Kürt sorunu farklı boyutları olan çok ciddi toplumsal ve siyasal bir sorundur. Bu konuda farklı öneriler dile getirilebilir. Bu öneriler siyaset alanında tartışılır. Ama bunların burada tartışılması ve hukuki bir müeyyide haline getirilmesi akıl dışı bir durum ve vakit kaybıdır.
İktidara gelen kim olursa olsun çözüm arayışını, diyaloğu müzakere desteklerim. Zaten bildiride dile getirilen taleplerden biri de müzakere aşamasına geri dönülmesidir. Bu bağlamda iddianameyi yazan savcının da belirttiği gibi bildirinin yazılanların ötesinde bir anlamı daha vardır.
Ama tabi ki iddianamenin yazarı ile bu anlam konusunda farklı görüşlerimiz var.
Bence geniş anlamı içerisinde bu bildirinin temel amacı; bilimsel çalışmalar yapan ve herhangi bir baskı altında kalmadan özgürce düşünme, belirli sorunlar ve konular hakkında yeni ve daha ufuk açıcı fikirler öne sürme ve bunu yaparken cesur, yenilikçi ve açık davranma sorumluluğu olan benim gibi akademisyenlerin kendi ülkelerindeki yakıcı ve can alıcı bir sorun hakkında fikrini beyan etme çabasıdır.

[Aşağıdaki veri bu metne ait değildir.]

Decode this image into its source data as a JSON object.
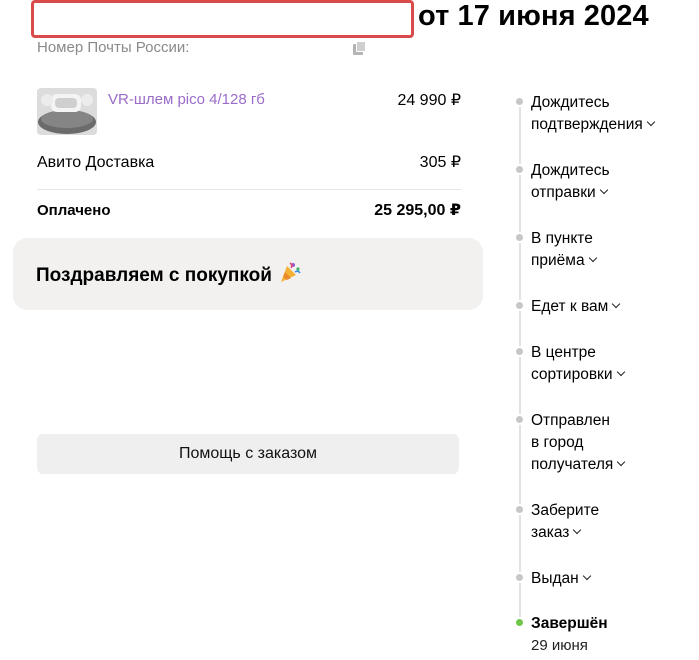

Bu fikir de Kürt sorununun şiddet dışında yöntemlerle çözülmesi fikridir.
Benim gibi felsefe ya da diğer sosyal bilimler alanında çalışan insanlarsanız düşünmek, zaman zaman iktidardakiler de dahil olmak üzere çoğu insana karşıt bir şekilde de olsa bu düşündüklerinizi ifade etmek zorundasınız.
Uzun bir zamandır ilk defa benim ülkemde akademisyenlere devam etmekte olan bir sorun hakkında fikirleri soruldu (her ne kadar bu sorunun sorulma ortamını kendileri yaratmış olsa da) ve onlar da fikrini beyan etti. Ki yapılması gereken de budur.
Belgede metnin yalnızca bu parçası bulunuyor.